The Positive Student Planner is specifically designed to support students’ wellbeing, both practically and emotionally. The diary contains daily journaling pages; meal, time, and budget-planning tools; colouring spaces; and self-acceptance and breathing exercises. It also helps users develop coping mechanisms and positive habits. School and university-goers who purchase the planner can choose to receive emails with tips from UK youth-focused mental health charity Student Life.
The stationery company also ensured that the green cloth-bound journal features inclusive, non-gendered design and language. This marks a welcome shift from the female-oriented design of conventional planners, and encourages young men to get comfortable with monitoring and expressing their emotions.
The Positive Planner x Samaritans partnership was formed in response to students asking for an alternative to online wellbeing support – a sentiment Stylus has been following as post-lockdown consumers crave in-person experiences.
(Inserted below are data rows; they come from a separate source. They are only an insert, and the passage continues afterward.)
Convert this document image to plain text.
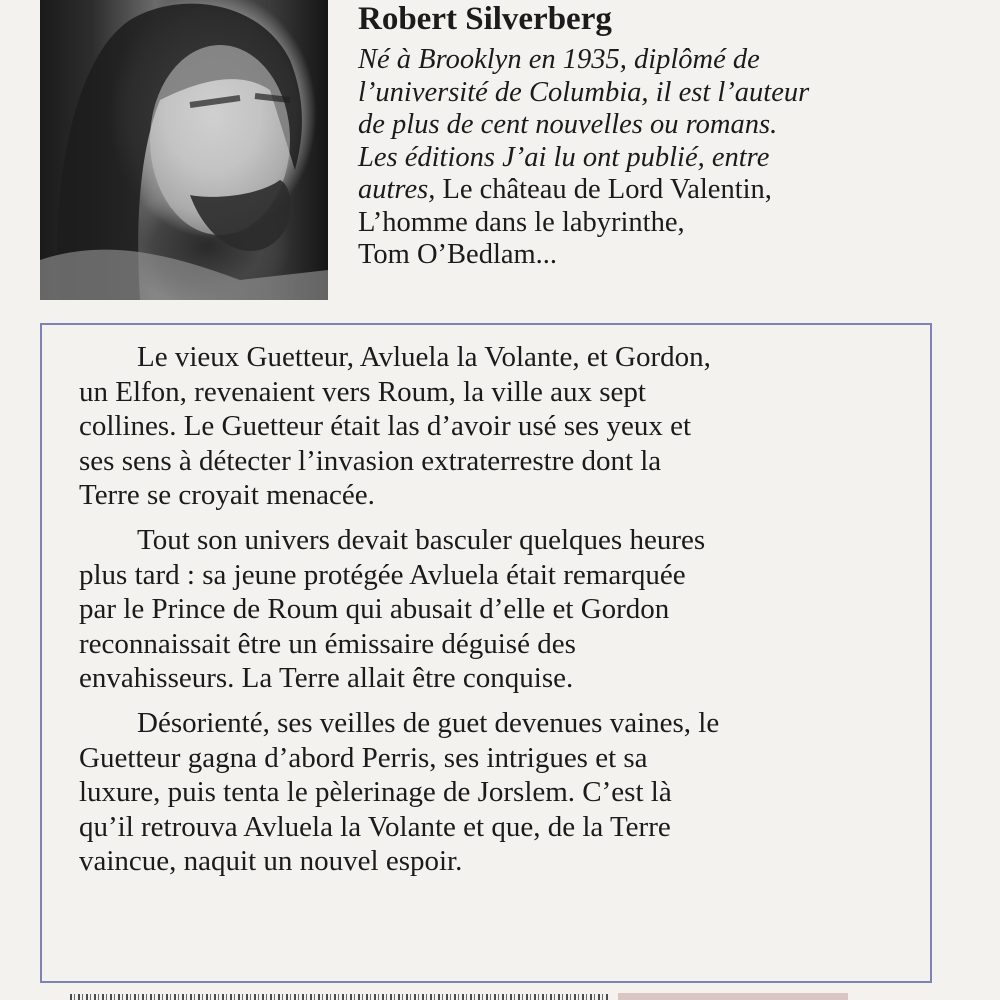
Robert Silverberg
Né à Brooklyn en 1935, diplômé de
l’université de Columbia, il est l’auteur
de plus de cent nouvelles ou romans.
Les éditions J’ai lu ont publié, entre
autres, Le château de Lord Valentin,
L’homme dans le labyrinthe,
Tom O’Bedlam...
Le vieux Guetteur, Avluela la Volante, et Gordon,
un Elfon, revenaient vers Roum, la ville aux sept
collines. Le Guetteur était las d’avoir usé ses yeux et
ses sens à détecter l’invasion extraterrestre dont la
Terre se croyait menacée.
Tout son univers devait basculer quelques heures
plus tard : sa jeune protégée Avluela était remarquée
par le Prince de Roum qui abusait d’elle et Gordon
reconnaissait être un émissaire déguisé des
envahisseurs. La Terre allait être conquise.
Désorienté, ses veilles de guet devenues vaines, le
Guetteur gagna d’abord Perris, ses intrigues et sa
luxure, puis tenta le pèlerinage de Jorslem. C’est là
qu’il retrouva Avluela la Volante et que, de la Terre
vaincue, naquit un nouvel espoir.
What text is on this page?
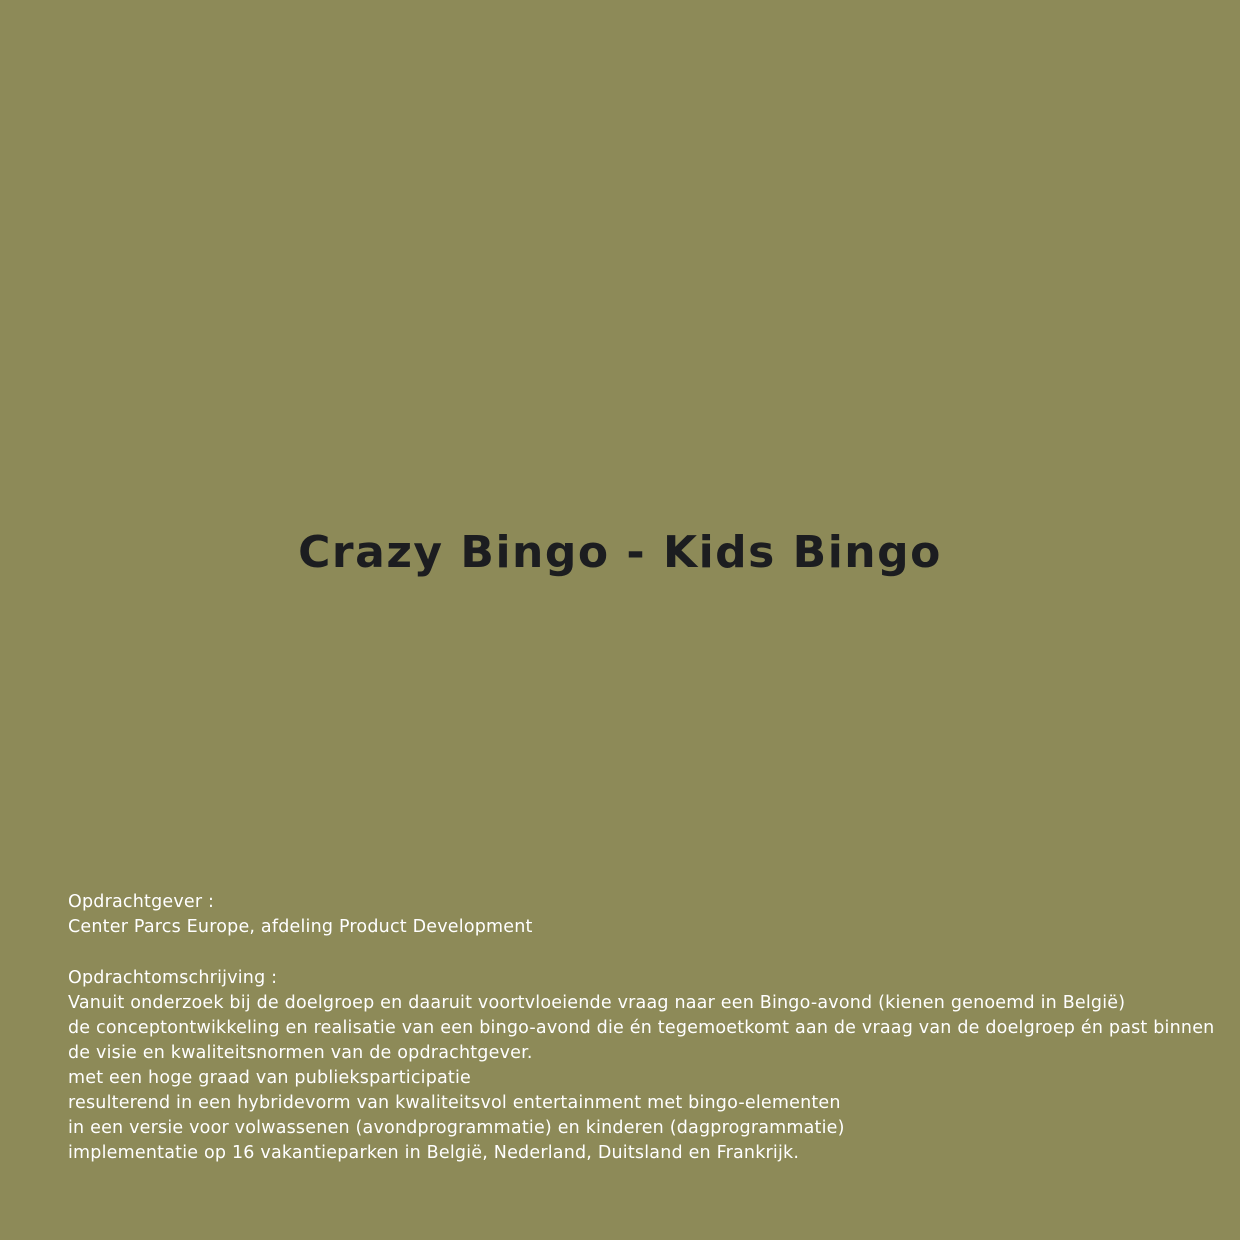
Crazy Bingo - Kids Bingo
Opdrachtgever :
Center Parcs Europe, afdeling Product Development
Opdrachtomschrijving :
Vanuit onderzoek bij de doelgroep en daaruit voortvloeiende vraag naar een Bingo-avond (kienen genoemd in België)
de conceptontwikkeling en realisatie van een bingo-avond die én tegemoetkomt aan de vraag van de doelgroep én past binnen
de visie en kwaliteitsnormen van de opdrachtgever.
met een hoge graad van publieksparticipatie
resulterend in een hybridevorm van kwaliteitsvol entertainment met bingo-elementen
in een versie voor volwassenen (avondprogrammatie) en kinderen (dagprogrammatie)
implementatie op 16 vakantieparken in België, Nederland, Duitsland en Frankrijk.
One in four US Gen Zers lean on creative activities like drawing and journaling to improve their emotional wellness (Instagram, 2021). Stationery brands are stepping up to provide the mental health education that students may not be getting formally in classrooms. Creative tools like Theo Nicole Lorenz’s Trans Self-Care Workbook (a colouring book and journal for trans and non-binary individuals) and Meest Me (a guided self-discovery workbook) indicate a shift in this segment.